No me iría de aquí. Nunca. Jamás. Me niego. Si de mí dependiera al cien por cien, no me iría. Me vuelvo a negar. Aquí encuentro calma, aquí nace mi sosiego perdido. Aquí recupero sensaciones, siento cómo renazco, siento cómo salgo del agobio, siento cómo respiro.
El teletrabajo es, una vez más, una opción. Una muy interesante opción. Pienso en una rutina, con sus horas dedicadas, con su conexión, con su concentración. Pero también pienso en las consecuencias, en esos momentos fuera de las obligaciones.
Un entorno diferente, real, mágico, enigmático, que permite pensar más sanamente, que permite desconectar de verdad. Lo veo. Lo necesito. Lo apruebo. Cada cierto tiempo siento que debo cambiar de aires, y estos aires, aquí, desde donde escribo, están pidiendo turno desde hace dos años y, sobre todo, en el último año.
Siempre siento que aquí me siento bien, pero también hago hincapié en que muchas de las veces en las que disfruto de este ático son con tiempo libre, pudiendo leer, pudiendo hacer fotografías, pudiendo comer sin complejos, y mil planes más. Es lo cierto, pero extrapolo esta rutina romántica a lo que he podido vivir en la capital, en la Meseta, en Madrid.

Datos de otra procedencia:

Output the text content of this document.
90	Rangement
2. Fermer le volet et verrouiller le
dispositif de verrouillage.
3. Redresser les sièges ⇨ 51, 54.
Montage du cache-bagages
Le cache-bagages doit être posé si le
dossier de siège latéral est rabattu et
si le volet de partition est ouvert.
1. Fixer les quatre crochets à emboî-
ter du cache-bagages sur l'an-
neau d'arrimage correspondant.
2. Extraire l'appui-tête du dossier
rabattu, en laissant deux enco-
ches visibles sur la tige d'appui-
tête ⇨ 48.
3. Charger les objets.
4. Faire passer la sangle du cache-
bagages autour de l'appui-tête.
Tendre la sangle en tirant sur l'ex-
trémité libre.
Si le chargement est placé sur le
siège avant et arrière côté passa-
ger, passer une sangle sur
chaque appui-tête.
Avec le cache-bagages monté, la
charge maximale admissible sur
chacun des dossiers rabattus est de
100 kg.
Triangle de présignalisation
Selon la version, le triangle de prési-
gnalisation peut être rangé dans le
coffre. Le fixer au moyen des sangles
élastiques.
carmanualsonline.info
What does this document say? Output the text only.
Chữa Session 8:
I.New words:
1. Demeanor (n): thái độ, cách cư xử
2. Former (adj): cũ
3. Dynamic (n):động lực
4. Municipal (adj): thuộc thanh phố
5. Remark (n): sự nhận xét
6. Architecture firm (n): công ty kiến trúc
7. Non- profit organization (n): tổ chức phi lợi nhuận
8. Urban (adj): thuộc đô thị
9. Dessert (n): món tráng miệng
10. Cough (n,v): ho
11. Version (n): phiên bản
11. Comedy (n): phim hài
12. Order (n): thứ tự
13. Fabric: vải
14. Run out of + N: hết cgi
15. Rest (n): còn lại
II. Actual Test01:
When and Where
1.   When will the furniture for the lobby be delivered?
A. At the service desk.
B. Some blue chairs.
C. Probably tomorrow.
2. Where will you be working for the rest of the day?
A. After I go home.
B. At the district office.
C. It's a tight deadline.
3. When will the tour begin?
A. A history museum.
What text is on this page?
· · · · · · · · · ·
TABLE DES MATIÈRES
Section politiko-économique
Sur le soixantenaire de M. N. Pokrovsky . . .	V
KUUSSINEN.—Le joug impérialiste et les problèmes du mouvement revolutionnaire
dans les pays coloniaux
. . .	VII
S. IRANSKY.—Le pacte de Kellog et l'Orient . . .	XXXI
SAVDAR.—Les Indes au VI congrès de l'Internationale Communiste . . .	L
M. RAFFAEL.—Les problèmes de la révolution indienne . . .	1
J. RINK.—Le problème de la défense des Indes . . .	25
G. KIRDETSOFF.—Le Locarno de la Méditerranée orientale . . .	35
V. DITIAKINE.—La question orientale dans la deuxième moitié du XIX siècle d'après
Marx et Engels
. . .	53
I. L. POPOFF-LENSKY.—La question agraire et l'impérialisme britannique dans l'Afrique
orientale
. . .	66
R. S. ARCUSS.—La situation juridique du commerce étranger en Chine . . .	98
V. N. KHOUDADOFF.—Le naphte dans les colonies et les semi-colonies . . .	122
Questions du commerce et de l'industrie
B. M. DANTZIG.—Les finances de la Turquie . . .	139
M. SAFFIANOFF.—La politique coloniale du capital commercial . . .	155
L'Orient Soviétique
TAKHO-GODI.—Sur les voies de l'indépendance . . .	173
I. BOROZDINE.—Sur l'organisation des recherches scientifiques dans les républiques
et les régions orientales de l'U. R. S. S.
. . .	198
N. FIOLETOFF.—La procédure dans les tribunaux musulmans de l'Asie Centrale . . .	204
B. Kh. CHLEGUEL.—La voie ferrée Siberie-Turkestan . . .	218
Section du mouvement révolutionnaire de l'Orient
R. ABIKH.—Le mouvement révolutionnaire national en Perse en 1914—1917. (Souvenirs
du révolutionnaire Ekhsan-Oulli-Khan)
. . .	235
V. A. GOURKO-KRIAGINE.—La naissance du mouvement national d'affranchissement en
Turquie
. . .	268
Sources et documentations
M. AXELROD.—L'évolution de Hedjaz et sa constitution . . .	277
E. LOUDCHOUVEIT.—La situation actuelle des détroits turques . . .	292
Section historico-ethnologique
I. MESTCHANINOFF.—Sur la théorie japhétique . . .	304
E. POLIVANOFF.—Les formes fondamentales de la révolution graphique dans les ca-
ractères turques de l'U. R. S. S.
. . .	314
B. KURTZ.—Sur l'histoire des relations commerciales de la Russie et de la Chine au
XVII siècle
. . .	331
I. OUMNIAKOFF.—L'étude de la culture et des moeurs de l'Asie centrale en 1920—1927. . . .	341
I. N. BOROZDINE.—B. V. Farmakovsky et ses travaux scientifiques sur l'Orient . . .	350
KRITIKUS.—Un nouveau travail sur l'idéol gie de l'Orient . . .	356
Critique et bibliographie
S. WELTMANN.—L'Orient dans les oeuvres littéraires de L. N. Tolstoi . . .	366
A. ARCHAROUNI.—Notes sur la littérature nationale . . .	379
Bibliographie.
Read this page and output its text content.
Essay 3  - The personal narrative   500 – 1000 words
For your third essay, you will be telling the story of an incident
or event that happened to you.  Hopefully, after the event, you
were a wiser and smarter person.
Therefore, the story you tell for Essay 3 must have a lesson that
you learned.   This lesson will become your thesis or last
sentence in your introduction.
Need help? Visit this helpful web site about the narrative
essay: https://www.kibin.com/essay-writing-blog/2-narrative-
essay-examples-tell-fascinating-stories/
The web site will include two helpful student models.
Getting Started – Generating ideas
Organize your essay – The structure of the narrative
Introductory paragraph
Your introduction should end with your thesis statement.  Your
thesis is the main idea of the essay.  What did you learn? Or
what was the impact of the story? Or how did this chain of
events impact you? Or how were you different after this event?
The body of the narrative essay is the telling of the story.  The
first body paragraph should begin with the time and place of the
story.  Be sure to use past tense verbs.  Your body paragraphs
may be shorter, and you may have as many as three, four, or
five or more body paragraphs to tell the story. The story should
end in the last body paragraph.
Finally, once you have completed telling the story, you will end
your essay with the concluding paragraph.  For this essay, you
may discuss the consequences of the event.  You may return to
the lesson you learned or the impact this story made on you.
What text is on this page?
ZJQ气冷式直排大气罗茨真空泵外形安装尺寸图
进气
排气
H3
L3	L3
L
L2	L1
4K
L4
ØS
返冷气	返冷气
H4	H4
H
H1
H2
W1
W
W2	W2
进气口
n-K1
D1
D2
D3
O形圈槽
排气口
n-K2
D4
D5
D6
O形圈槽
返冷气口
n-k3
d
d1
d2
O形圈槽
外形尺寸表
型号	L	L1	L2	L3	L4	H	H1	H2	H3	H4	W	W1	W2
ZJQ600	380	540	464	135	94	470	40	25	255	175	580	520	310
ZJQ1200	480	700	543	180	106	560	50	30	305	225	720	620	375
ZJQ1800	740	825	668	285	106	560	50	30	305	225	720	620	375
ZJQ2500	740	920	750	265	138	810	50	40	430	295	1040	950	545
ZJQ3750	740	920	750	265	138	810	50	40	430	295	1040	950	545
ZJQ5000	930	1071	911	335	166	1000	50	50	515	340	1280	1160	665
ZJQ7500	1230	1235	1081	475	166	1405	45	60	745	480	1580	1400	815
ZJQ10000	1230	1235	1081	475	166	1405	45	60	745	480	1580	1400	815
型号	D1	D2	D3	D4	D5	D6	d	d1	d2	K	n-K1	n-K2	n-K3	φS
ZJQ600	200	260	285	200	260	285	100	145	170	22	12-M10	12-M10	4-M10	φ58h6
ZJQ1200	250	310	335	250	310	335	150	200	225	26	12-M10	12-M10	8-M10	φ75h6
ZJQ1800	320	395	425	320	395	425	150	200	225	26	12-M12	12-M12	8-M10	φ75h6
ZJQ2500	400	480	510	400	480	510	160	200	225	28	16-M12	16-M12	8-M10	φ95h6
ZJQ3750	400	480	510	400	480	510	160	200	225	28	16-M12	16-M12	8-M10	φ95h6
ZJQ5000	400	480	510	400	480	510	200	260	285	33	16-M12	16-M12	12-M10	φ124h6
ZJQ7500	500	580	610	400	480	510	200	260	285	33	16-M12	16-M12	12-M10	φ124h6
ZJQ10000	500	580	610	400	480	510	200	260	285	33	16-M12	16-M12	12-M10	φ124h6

La rutina es la misma. La misma con ciertas diferencias. Agobio vs tranquilidad. Contaminación vs entorno verde. Paseos entre coches y decenas de personas vs cruzarse en los paseos con no más de cinco personas. Te cobran hasta por respirar vs te puedes ahorrar fácilmente 7-8 euros en la compra semanal. Piso céntrico en el que casi no puedes ni ver las nubes vs un ático con amplias ventanas y una terraza que es casi como lo anterior. Los clichés que (muchos de ellos) se cumplen vs un acento, una cultura y un ritmo de vida envidiables.
No hay color. No hay color y no sé por qué, si me considero una persona libre, no acabo haciéndolo. Pero bueno, eso es otro debate interno que, quizás, podría analizar otro día.